High quality genome assembly and annotation (v1) of the eukaryotic freshwater microalga Coccomyxa elongata SAG 216-3b

G3 (Bethesda). 2024 Dec 13:jkae294. doi: 10.1093/g3journal/jkae294. Online ahead of print.

Abstract

Unicellular green algae of the genus Coccomyxa are recognized for their worldwide distribution and ecological versatility. Coccomyxa elongata is a freshwater species of the Coccomyxa simplex clade, which also includes lichen symbionts. To facilitate future molecular and phylogenomic studies of this versatile clade of algae, we generated a high-quality genome assembly for Coccomyxa elongata Chodat & Jaag SAG 216-3b within the framework of the Biodiversity Genomics Center Cologne (BioC2) initiative. A combination of long-read PacBio HiFi and Oxford Nanopore Technologies with chromatin conformation capture (Hi-C) sequencing led to the assembly of the genome into 21 scaffolds with a total length of 51.4 Mb and an N50 of 2.8 Mb.
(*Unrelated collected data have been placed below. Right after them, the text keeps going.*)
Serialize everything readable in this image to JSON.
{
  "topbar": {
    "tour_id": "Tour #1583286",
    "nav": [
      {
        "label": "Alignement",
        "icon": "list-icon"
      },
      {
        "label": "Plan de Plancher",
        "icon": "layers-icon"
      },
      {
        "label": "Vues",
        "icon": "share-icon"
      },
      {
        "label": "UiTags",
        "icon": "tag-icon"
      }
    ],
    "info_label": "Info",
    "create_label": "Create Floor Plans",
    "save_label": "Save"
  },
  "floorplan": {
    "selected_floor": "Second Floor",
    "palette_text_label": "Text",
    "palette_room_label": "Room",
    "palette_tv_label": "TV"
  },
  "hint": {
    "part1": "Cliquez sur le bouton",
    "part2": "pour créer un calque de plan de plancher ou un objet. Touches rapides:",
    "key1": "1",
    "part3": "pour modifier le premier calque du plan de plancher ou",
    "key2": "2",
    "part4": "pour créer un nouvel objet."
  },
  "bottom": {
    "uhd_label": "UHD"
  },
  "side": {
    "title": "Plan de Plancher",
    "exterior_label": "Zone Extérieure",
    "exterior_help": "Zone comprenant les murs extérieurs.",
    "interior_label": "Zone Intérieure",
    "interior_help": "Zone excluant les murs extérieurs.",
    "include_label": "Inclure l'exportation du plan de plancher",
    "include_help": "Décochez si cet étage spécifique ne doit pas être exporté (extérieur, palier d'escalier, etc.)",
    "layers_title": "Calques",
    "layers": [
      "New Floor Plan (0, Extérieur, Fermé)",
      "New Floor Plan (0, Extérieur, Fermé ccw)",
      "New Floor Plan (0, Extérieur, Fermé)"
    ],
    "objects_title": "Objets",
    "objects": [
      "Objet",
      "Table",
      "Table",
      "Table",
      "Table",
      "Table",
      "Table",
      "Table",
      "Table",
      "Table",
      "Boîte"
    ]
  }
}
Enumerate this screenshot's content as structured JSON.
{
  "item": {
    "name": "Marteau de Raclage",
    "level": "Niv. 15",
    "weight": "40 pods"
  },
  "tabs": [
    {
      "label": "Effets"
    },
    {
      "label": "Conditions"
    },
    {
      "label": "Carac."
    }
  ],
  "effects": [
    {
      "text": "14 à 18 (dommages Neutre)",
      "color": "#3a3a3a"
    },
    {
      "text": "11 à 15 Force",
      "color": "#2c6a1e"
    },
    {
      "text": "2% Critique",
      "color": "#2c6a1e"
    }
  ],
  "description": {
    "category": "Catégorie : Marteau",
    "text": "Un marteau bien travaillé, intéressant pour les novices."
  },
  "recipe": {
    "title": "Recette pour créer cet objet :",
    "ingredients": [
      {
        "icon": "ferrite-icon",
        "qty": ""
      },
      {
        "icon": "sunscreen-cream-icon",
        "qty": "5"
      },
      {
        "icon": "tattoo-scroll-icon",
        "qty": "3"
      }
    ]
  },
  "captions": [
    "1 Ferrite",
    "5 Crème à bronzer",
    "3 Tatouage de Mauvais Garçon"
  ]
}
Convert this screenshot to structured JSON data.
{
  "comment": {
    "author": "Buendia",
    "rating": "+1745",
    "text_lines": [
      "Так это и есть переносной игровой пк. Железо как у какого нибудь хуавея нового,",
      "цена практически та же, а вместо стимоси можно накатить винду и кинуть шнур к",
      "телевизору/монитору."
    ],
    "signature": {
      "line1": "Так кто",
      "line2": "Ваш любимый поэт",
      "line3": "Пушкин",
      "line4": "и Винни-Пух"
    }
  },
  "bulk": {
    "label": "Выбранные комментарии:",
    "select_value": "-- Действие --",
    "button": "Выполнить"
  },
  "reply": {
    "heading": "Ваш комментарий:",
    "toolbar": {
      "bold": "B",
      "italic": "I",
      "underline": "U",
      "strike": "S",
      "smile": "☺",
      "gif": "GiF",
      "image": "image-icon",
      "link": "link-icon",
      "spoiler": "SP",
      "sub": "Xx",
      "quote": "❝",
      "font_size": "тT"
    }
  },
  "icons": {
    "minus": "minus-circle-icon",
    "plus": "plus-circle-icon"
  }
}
Nineteen of the scaffolds represent highly complete nuclear chromosomes delimited by telomeric repeats, while the two additional scaffolds represent the mitochondrial and plastid genomes. Transcriptome-guided gene annotation resulted in the identification of 14,811 protein-coding genes, of which 61% have annotated PFAM domains and 841 are predicted to be secreted. BUSCO analysis against the Chlorophyta database identified a total of 1,494 (98.4 %) complete gene models, suggesting a highly complete genome annotation.

Keywords: Coccomyxa; Trebouxiophyceae; genome annotation; genome assembly; long-read sequencing; unicellular algae.